Deze uitspraak is gedaan door mr. K.S. Nandram, rechter, in aanwezigheid van
mr. W.C.C. Koreman-de Bok, griffier, op 23 november 2021 en openbaar gemaakt door middel van geanonimiseerde publicatie op www.rechtspraak.nl.
De griffier, De rechter,
de uitspraak te ondertekenen>
Afschrift aangetekend verzonden aan partijen op:
Aan deze uitspraak hoeft eerst uitvoering te worden gegeven als de uitspraak onherroepelijk is geworden. De uitspraak is onherroepelijk als niet binnen zes weken na verzending van de uitspraak een rechtsmiddel is aangewend of onherroepelijk op het aangewende rechtsmiddel is beslist (artikel 27h, derde lid en artikel 28, zevende lid AWR).
Rechtsmiddel
Tegen deze uitspraak kunnen partijen binnen zes weken na de verzenddatum hoger beroep instellen bij het gerechtshof te ‘s-Hertogenbosch (belastingkamer), Postbus 70583, 5201 CZ ’s-Hertogenbosch.

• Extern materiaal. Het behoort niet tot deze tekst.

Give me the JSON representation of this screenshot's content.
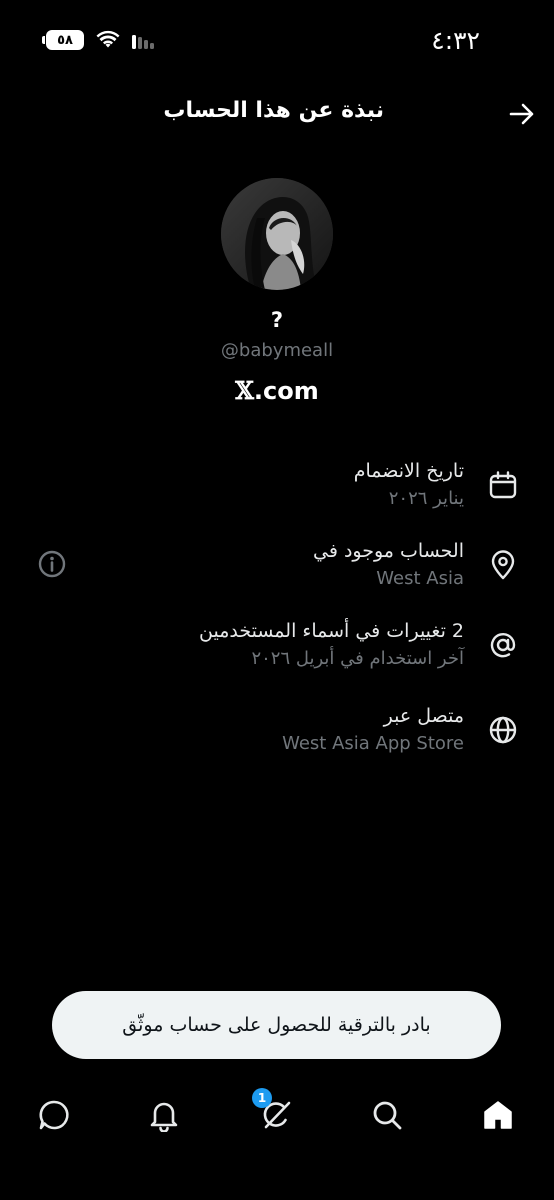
{
  "status_bar": {
    "time": "٤:٣٢",
    "battery": "٥٨"
  },
  "header": {
    "title": "نبذة عن هذا الحساب"
  },
  "profile": {
    "display_name": "?",
    "handle": "@babymeall",
    "brand_mark": "𝕏",
    "brand_suffix": ".com"
  },
  "info": [
    {
      "title": "تاريخ الانضمام",
      "value": "يناير ٢٠٢٦",
      "icon": "calendar-icon"
    },
    {
      "title": "الحساب موجود في",
      "value": "West Asia",
      "icon": "location-pin-icon"
    },
    {
      "title": "2 تغييرات في أسماء المستخدمين",
      "value": "آخر استخدام في أبريل ٢٠٢٦",
      "icon": "at-sign-icon"
    },
    {
      "title": "متصل عبر",
      "value": "West Asia App Store",
      "icon": "globe-icon"
    }
  ],
  "upgrade": {
    "label": "بادر بالترقية للحصول على حساب موثّق"
  },
  "nav": {
    "grok_badge": "1"
  },
  "colors": {
    "background": "#000000",
    "primary_text": "#e7e9ea",
    "secondary_text": "#71767b",
    "accent": "#1d9bf0",
    "banner": "#eff3f4"
  }
}
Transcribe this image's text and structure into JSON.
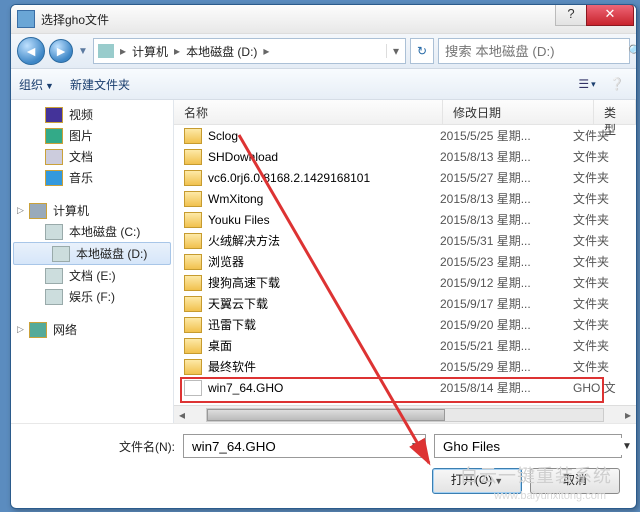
{
  "window": {
    "title": "选择gho文件"
  },
  "breadcrumb": {
    "items": [
      "计算机",
      "本地磁盘 (D:)"
    ]
  },
  "search": {
    "placeholder": "搜索 本地磁盘 (D:)"
  },
  "toolbar": {
    "organize": "组织",
    "newfolder": "新建文件夹"
  },
  "sidebar": {
    "items": [
      {
        "label": "视频",
        "icon": "vid"
      },
      {
        "label": "图片",
        "icon": "pic"
      },
      {
        "label": "文档",
        "icon": "doc"
      },
      {
        "label": "音乐",
        "icon": "mus"
      }
    ],
    "computer_label": "计算机",
    "drives": [
      {
        "label": "本地磁盘 (C:)"
      },
      {
        "label": "本地磁盘 (D:)",
        "selected": true
      },
      {
        "label": "文档 (E:)"
      },
      {
        "label": "娱乐 (F:)"
      }
    ],
    "network_label": "网络"
  },
  "columns": {
    "name": "名称",
    "date": "修改日期",
    "type": "类型"
  },
  "files": [
    {
      "name": "Sclog",
      "date": "2015/5/25 星期...",
      "type": "文件夹",
      "kind": "folder"
    },
    {
      "name": "SHDownload",
      "date": "2015/8/13 星期...",
      "type": "文件夹",
      "kind": "folder"
    },
    {
      "name": "vc6.0rj6.0.8168.2.1429168101",
      "date": "2015/5/27 星期...",
      "type": "文件夹",
      "kind": "folder"
    },
    {
      "name": "WmXitong",
      "date": "2015/8/13 星期...",
      "type": "文件夹",
      "kind": "folder"
    },
    {
      "name": "Youku Files",
      "date": "2015/8/13 星期...",
      "type": "文件夹",
      "kind": "folder"
    },
    {
      "name": "火绒解决方法",
      "date": "2015/5/31 星期...",
      "type": "文件夹",
      "kind": "folder"
    },
    {
      "name": "浏览器",
      "date": "2015/5/23 星期...",
      "type": "文件夹",
      "kind": "folder"
    },
    {
      "name": "搜狗高速下载",
      "date": "2015/9/12 星期...",
      "type": "文件夹",
      "kind": "folder"
    },
    {
      "name": "天翼云下载",
      "date": "2015/9/17 星期...",
      "type": "文件夹",
      "kind": "folder"
    },
    {
      "name": "迅雷下载",
      "date": "2015/9/20 星期...",
      "type": "文件夹",
      "kind": "folder"
    },
    {
      "name": "桌面",
      "date": "2015/5/21 星期...",
      "type": "文件夹",
      "kind": "folder"
    },
    {
      "name": "最终软件",
      "date": "2015/5/29 星期...",
      "type": "文件夹",
      "kind": "folder"
    },
    {
      "name": "win7_64.GHO",
      "date": "2015/8/14 星期...",
      "type": "GHO 文",
      "kind": "file",
      "selected": true
    }
  ],
  "filename": {
    "label": "文件名(N):",
    "value": "win7_64.GHO"
  },
  "filter": {
    "value": "Gho Files"
  },
  "buttons": {
    "open": "打开(O)",
    "cancel": "取消"
  },
  "watermark": {
    "brand": "白云一键重装系统",
    "url": "www.baiyunxitong.com"
  }
}
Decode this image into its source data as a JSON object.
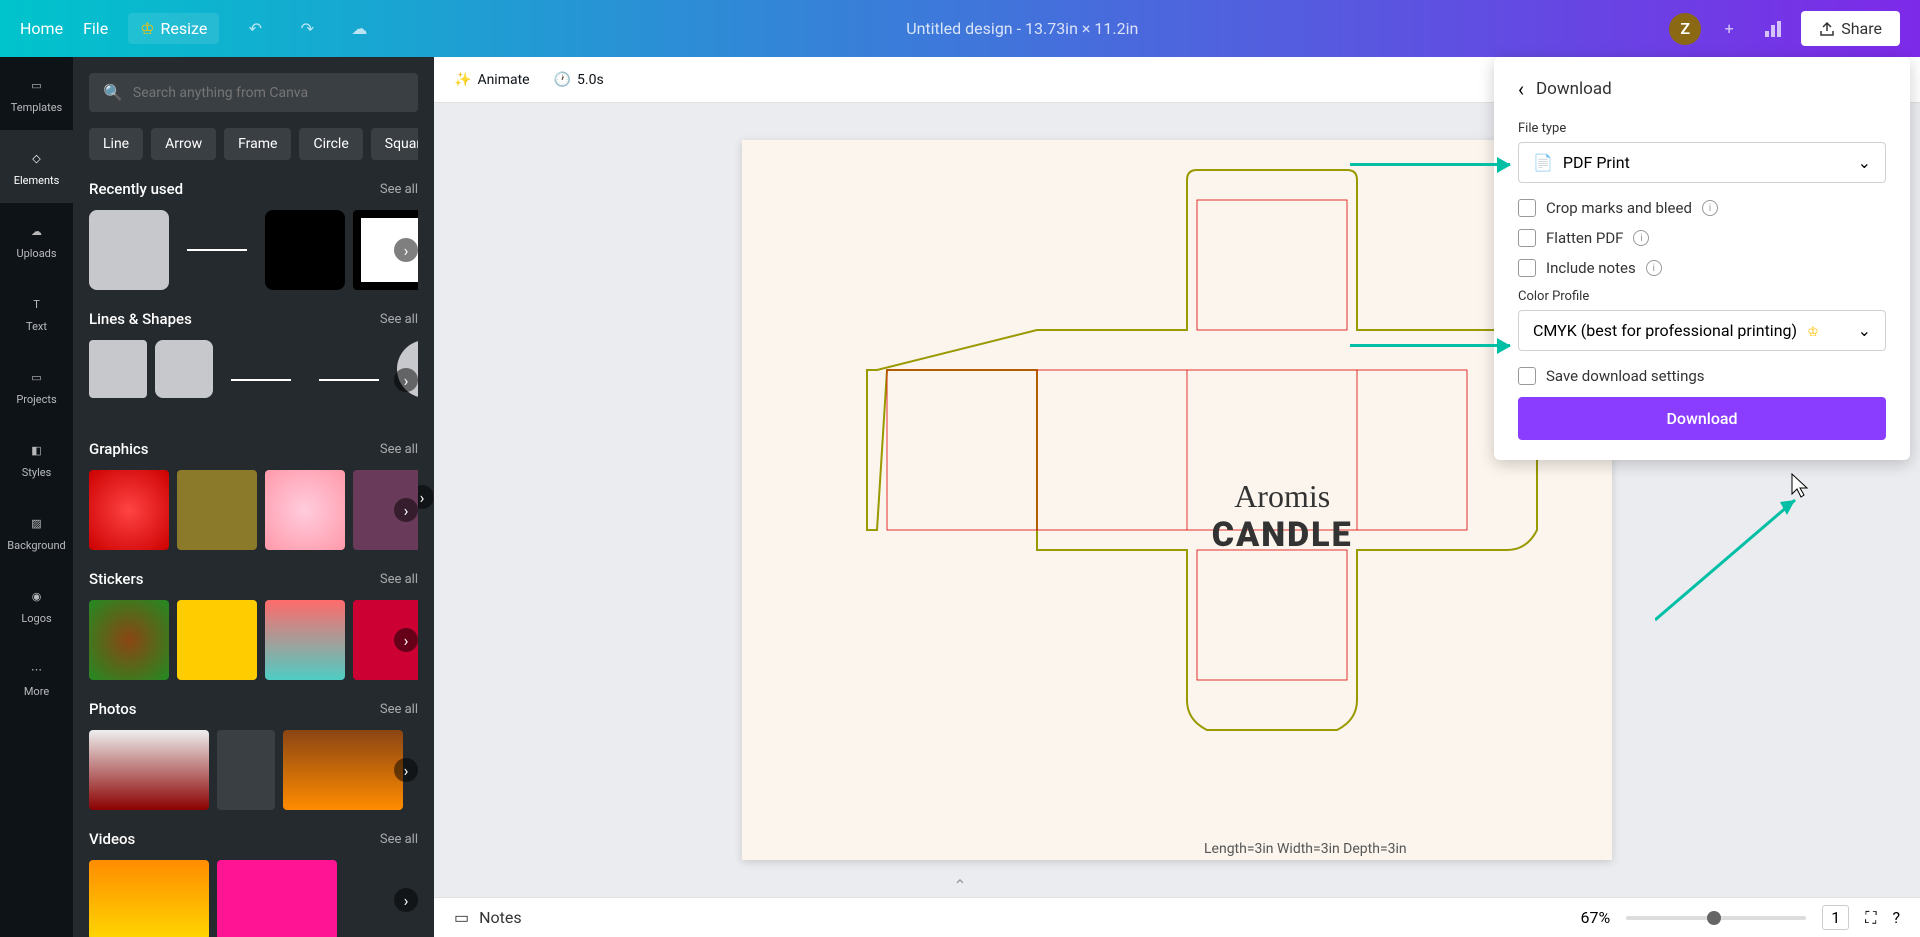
{
  "topbar": {
    "home": "Home",
    "file": "File",
    "resize": "Resize",
    "title": "Untitled design - 13.73in × 11.2in",
    "avatar_letter": "Z",
    "share": "Share"
  },
  "leftnav": {
    "items": [
      {
        "label": "Templates",
        "icon": "templates"
      },
      {
        "label": "Elements",
        "icon": "elements"
      },
      {
        "label": "Uploads",
        "icon": "uploads"
      },
      {
        "label": "Text",
        "icon": "text"
      },
      {
        "label": "Projects",
        "icon": "projects"
      },
      {
        "label": "Styles",
        "icon": "styles"
      },
      {
        "label": "Background",
        "icon": "background"
      },
      {
        "label": "Logos",
        "icon": "logos"
      },
      {
        "label": "More",
        "icon": "more"
      }
    ]
  },
  "sidepanel": {
    "search_placeholder": "Search anything from Canva",
    "chips": [
      "Line",
      "Arrow",
      "Frame",
      "Circle",
      "Square"
    ],
    "sections": {
      "recently_used": "Recently used",
      "lines_shapes": "Lines & Shapes",
      "graphics": "Graphics",
      "stickers": "Stickers",
      "photos": "Photos",
      "videos": "Videos"
    },
    "see_all": "See all"
  },
  "canvas": {
    "animate": "Animate",
    "duration": "5.0s",
    "brand_script": "Aromis",
    "brand_bold": "CANDLE",
    "dims": "Length=3in Width=3in Depth=3in"
  },
  "download": {
    "title": "Download",
    "file_type_label": "File type",
    "file_type_value": "PDF Print",
    "crop_marks": "Crop marks and bleed",
    "flatten_pdf": "Flatten PDF",
    "include_notes": "Include notes",
    "color_profile_label": "Color Profile",
    "color_profile_value": "CMYK (best for professional printing)",
    "save_settings": "Save download settings",
    "download_button": "Download"
  },
  "bottombar": {
    "notes": "Notes",
    "zoom": "67%",
    "page": "1"
  }
}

Bij het instellen van hoger beroep dient het volgende in acht te worden genomen:
1. bij het beroepschrift wordt een afschrift van deze uitspraak overgelegd;
2 - het beroepschrift moet ondertekend zijn en ten minste het volgende vermelden:
a. de naam en het adres van de indiener;
b. een dagtekening;
c. een omschrijving van de uitspraak waartegen het hoger beroep is ingesteld;
d. de gronden van het hoger beroep.
Voor burgers is het mogelijk hoger beroep digitaal in te stellen. Hiervoor kan gebruik worden gemaakt van de formulieren op Rechtspraak.nl / Digitaal loket bestuursrecht.

Voetnoten

1.vgl. ECLI:NL:GHLEE:2007:BB5080, r.o. 4.5.